Le peuple, les mandarins, les lettrés, embrassaient en foule la nouvelle doctrine : les cérémonies du culte avaient surtout un succès prodigieux. " Avant la communion, dit le père Prémare, cité par le père Fouquet, je prononçai tout haut les actes qu’on fait faire en approchant de ce divin sacrement. Quoique la langue chinoise ne soit pas féconde en affections du cœur, cela eut beaucoup de succès… Je remarquai sur les visages de ces bons chrétiens une dévotion que je n’avais pas encore vue[1]. "

" Loukang, ajoute le même missionnaire, m’avait donné du goût pour les missions de la campagne. Je sortis de la bourgade, et je trouvai tous ces pauvres gens qui travaillaient de côté et d’autre ; j’en abordai un d’entre eux, qui me parut avoir la physionomie heureuse, et je lui parlai de Dieu. Il me parut content de ce que je disais, et m’invita par honneur à aller dans la salle des ancêtres. C’est la plus belle maison de la bourgade ; elle est commune à tous les habitants, parce que, s’étant fait depuis longtemps une coutume de ne point s’allier hors de leur pays, ils sont tous parents aujourd’hui et ont les mêmes aïeux. Ce fut donc là que plusieurs, quittant leur travail, accoururent pour entendre la sainte doctrine[2]. "

N’est-ce pas là une scène de l’Odyssée ou plutôt de la Bible ?

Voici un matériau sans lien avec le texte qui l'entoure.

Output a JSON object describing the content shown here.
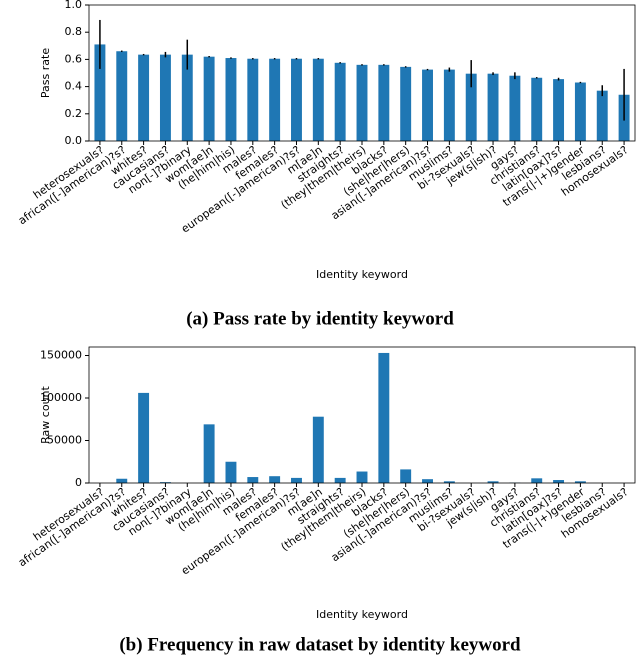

Un empire dont les mœurs inaltérables usaient depuis deux mille ans le temps, les révolutions et les conquêtes, cet empire change à la voix d’un moine chrétien parti seul du fond de l’Europe. Les préjugés les plus enracinés, les usages les plus antiques, une croyance religieuse consacrée par les siècles, tout cela tombe et s’évanouit au seul nom du Dieu de l’Evangile. Au moment même où nous écrivons, au moment où le christianisme est persécuté en Europe, il se propage à la Chine. Ce feu qu’on avait cru éteint s’est ranimé, comme il arrive toujours après les persécutions. Lorsqu’on massacrait le clergé en France et qu’on le dépouillait de ses biens et de ses honneurs, les ordinations secrètes étaient sans nombre ; les évêques proscrits furent souvent obligés de refuser la prêtrise à des jeunes gens qui voulaient voler au martyre. Cela prouve, pour la millième fois, combien ceux qui ont cru anéantir le christianisme en allumant les bûchers ont méconnu son esprit. Au contraire des choses humaines, dont la nature est de périr dans les tourments, la véritable religion s’accroît dans l’adversité : Dieu l’a marquée du même sceau que la vertu.